Rendre
le pouvoir au peuple.
Par
Christian Fremaux avocat honoraire.
Par ces
temps de pré- campagne électorale présidentielle qui ne dit pas vraiment son
nom avec de vrais-faux candidats, on entend souvent l’incantation à vouloir
rendre le pouvoir au peuple. Cela signifie qu’il l’a perdu, qu’il a été
confisqué on ne sait pas précisément au profit de qui mais en soupçonnant des technocrates,
et qui sont les véritables pickpockets qui en profitent. Pourtant en République
on gouverne par et pour le peuple. On se gargarise de ce mantra qui est
l’ensemble des personnes soumises aux mêmes lois et qui forment une nation. Du
moins en théorie car on s’aperçoit bien que l’application de la loi est à
géométrie variable et que certains récusent le terme de nation au bénéfice de
la simple juxtaposition de groupes culturels différents qui essaient de
coopérer sur un même territoire sans frontières si possible ce qui permet de se
détacher d’un mode de vie, de principes institutionnels ou immatériels, et de
valeurs communes. On abhorre l’Etat- Léviathan mais on l’appelle au secours en
cas de crise. On rêve de l’auberge espagnole où le peuple est au four et au
moulin. Des prétendues élites auto-proclamées mais bruyantes déconstruisent
tout ce qui fait sens depuis des siècles. Mais démolir n’est pas jouer : il
faut être concret, sérieux et proposer, sinon on ne sort pas de la polémique et
il n’y a aucun bénéfice pour le peuple que l’on veut servir.
La
démocratie directe athénienne avec l’assemblée délibérante (l’ecclésia) est
difficile à mettre en place. Les citoyens réunis votaient à main levée et
la loi était ensuite exposée au public dans l’agora. Aujourd’hui c’est tout
juste si on n’exige pas que la loi soit votée par les réseaux sociaux ou les
minorités agissantes et les groupes de pression. Notre système représentatif
avec des élections libres à intervalles réguliers, des élus et divers corps
intermédiaires, est décrié. On dit que le citoyen doit avoir son mot à dire sur
tout ce qui le concerne, en permanence être interrogé (et non seulement sondé)

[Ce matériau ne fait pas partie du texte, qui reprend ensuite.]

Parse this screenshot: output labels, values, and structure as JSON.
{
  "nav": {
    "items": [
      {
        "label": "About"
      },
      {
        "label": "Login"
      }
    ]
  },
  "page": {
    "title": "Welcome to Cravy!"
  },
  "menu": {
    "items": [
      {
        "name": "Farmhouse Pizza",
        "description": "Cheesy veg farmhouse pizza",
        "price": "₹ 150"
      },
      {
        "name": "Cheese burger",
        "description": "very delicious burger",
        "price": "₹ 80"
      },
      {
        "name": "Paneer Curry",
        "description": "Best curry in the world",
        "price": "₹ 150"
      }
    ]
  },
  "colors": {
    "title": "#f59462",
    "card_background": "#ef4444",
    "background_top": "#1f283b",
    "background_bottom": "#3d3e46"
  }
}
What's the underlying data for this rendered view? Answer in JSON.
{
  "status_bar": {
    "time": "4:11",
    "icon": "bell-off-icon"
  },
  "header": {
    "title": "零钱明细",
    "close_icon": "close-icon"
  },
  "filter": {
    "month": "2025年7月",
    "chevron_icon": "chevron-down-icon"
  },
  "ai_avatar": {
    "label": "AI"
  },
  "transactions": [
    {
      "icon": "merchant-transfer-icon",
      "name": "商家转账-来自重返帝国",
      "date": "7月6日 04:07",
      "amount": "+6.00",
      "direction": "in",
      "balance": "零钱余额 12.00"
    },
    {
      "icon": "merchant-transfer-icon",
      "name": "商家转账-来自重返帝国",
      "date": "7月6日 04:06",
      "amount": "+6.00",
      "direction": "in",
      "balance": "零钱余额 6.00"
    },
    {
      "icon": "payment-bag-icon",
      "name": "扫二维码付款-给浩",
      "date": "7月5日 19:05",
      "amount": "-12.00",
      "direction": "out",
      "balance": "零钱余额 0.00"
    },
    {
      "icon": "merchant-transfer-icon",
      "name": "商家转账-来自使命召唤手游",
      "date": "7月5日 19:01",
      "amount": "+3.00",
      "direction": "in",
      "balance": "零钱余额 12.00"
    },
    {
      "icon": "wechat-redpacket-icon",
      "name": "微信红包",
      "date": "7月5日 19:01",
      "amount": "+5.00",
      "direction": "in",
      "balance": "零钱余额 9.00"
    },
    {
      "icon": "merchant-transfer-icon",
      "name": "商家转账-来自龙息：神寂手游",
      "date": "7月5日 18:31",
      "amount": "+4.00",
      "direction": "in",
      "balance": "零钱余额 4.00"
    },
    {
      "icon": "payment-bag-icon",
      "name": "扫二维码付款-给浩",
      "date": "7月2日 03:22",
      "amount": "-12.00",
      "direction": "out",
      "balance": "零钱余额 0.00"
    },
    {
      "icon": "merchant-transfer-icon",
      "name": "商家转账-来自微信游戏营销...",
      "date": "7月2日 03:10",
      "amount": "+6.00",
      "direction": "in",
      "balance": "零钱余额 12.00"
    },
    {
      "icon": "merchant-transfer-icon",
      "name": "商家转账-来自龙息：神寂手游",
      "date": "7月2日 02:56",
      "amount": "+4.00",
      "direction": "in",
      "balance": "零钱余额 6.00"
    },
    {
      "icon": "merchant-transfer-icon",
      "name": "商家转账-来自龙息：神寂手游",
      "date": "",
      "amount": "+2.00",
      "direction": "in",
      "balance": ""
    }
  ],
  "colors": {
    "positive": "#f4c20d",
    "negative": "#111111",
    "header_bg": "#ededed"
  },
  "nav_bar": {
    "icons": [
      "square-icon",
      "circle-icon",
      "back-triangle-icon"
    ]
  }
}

et que les pouvoirs exécutif comme législatif ne font plus l’affaire. Que seul
le peuple sait ce qui est bon pour lui. Mais on n’explique pas comment on tranche,
qui a le choix final, par quelles structures institutionnelles légitimes, sur
quels sujets, par quels moyens, avec quels recours… Je ne crois pas qu’un comité ad hoc de
personnes tirées au sort soit plus intelligent que des experts patentés qui
donnent un avis technique qui doit être validé ou non par les politiques- je
pense à l’assemblée nationale- qui engagent leurs responsabilités. Sortons de la
mode et de l’utopie qui veulent qu’un quidam soit par nature intègre, compétent,
soucieux de l’intérêt général et représente le peuple dans ses multiples
composantes et croyances.
Avant de
jeter ce qui fonctionne même si on doit l’améliorer voire le réviser, ne jouons
pas les apprentis sorciers qui transforment le plomb de ce qui existe en un
idéal en or pour imiter nos glorieux ainés de 1789 où le petit peuple a
souffert dans l’espérance de jours meilleurs sans de plus égaux que d’autres.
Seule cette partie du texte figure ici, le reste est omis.